Die Geschichten der Migranten in Nicaragua vermitteln ein umfassenderes Bild

Die Geschichten von Migranten, die an der US-Grenze erfasst werden, sind unweigerlich von der Verletzlichkeit und den Bedürfnissen der Migranten geprägt, wenn sie mit den Strafverfolgungsbehörden konfrontiert werden oder in den Grenzgemeinden um Hilfe bitten. Wenn man mit den Familien der Migranten hier in Nicaragua spricht, wie es diejenigen getan haben, die an diesem Artikel mitarbeiteten, ergibt sich ein runderes Bild. In Ciudad Sandino, einer Stadt nördlich der Hauptstadt, oder in Ciudad Dario im Norden Nicaraguas gibt es anscheinend kaum jemanden, von dem noch kein Familienangehöriger in die USA aufgebrochen ist. Die Botschaft ist, dass sie durch die Erfolgsgeschichten von Menschen motiviert werden, die Arbeit fanden und in der Lage waren, jeden Monat 500 Dollar oder mehr zurückzuschicken: genug, um eine Familie hier zu unterhalten. Die wenigen ausländischen Medien, die hier mit Nicaraguanern sprechen, bestätigen den Eindruck, dass die wirtschaftlichen Möglichkeiten der Hauptantrieb sind.[4]

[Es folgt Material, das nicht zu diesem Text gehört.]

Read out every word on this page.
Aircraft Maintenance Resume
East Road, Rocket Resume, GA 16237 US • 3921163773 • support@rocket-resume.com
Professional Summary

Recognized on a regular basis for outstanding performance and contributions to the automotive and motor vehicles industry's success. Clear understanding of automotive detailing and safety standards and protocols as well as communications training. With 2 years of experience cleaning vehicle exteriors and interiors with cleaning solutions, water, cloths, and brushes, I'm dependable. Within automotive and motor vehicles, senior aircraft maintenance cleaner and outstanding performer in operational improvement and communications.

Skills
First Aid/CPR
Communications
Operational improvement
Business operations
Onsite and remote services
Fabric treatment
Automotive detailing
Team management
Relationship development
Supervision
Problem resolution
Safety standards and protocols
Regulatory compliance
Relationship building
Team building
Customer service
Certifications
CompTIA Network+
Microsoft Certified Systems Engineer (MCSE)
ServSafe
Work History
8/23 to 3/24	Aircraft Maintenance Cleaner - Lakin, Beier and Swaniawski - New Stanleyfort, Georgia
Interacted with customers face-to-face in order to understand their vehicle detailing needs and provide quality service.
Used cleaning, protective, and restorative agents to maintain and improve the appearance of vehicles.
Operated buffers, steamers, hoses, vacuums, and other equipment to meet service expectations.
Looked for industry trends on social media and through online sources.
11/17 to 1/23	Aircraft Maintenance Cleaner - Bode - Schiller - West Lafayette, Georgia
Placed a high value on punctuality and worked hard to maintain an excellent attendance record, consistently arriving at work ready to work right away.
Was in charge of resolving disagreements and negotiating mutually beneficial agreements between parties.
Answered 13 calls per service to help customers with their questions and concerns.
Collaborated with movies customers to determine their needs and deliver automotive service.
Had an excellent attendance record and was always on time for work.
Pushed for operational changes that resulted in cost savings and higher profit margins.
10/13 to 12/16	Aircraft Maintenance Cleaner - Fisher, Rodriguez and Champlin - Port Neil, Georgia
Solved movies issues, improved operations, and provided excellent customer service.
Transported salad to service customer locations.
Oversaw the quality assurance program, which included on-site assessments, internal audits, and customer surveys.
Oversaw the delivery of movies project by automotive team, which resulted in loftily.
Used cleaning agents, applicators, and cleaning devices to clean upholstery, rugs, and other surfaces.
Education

Dies wird auch durch den raschen Anstieg der Beträge belegt, die an Familienmitglieder zu Hause überwiesen werden. Nach Angaben der nicaraguanischen Zentralbank[5] beliefen sich die Überweisungen ins Land im dritten Quartal dieses Jahres auf insgesamt 862,2 Millionen US-Dollar, was einem Zuwachs von 63,6 % gegenüber dem gleichen Zeitraum im Jahr 2021 entspricht. Sie sind zu einer der größten nationalen Einkommensquellen geworden, und die meisten davon fließen direkt in die Taschen der ärmeren Familien.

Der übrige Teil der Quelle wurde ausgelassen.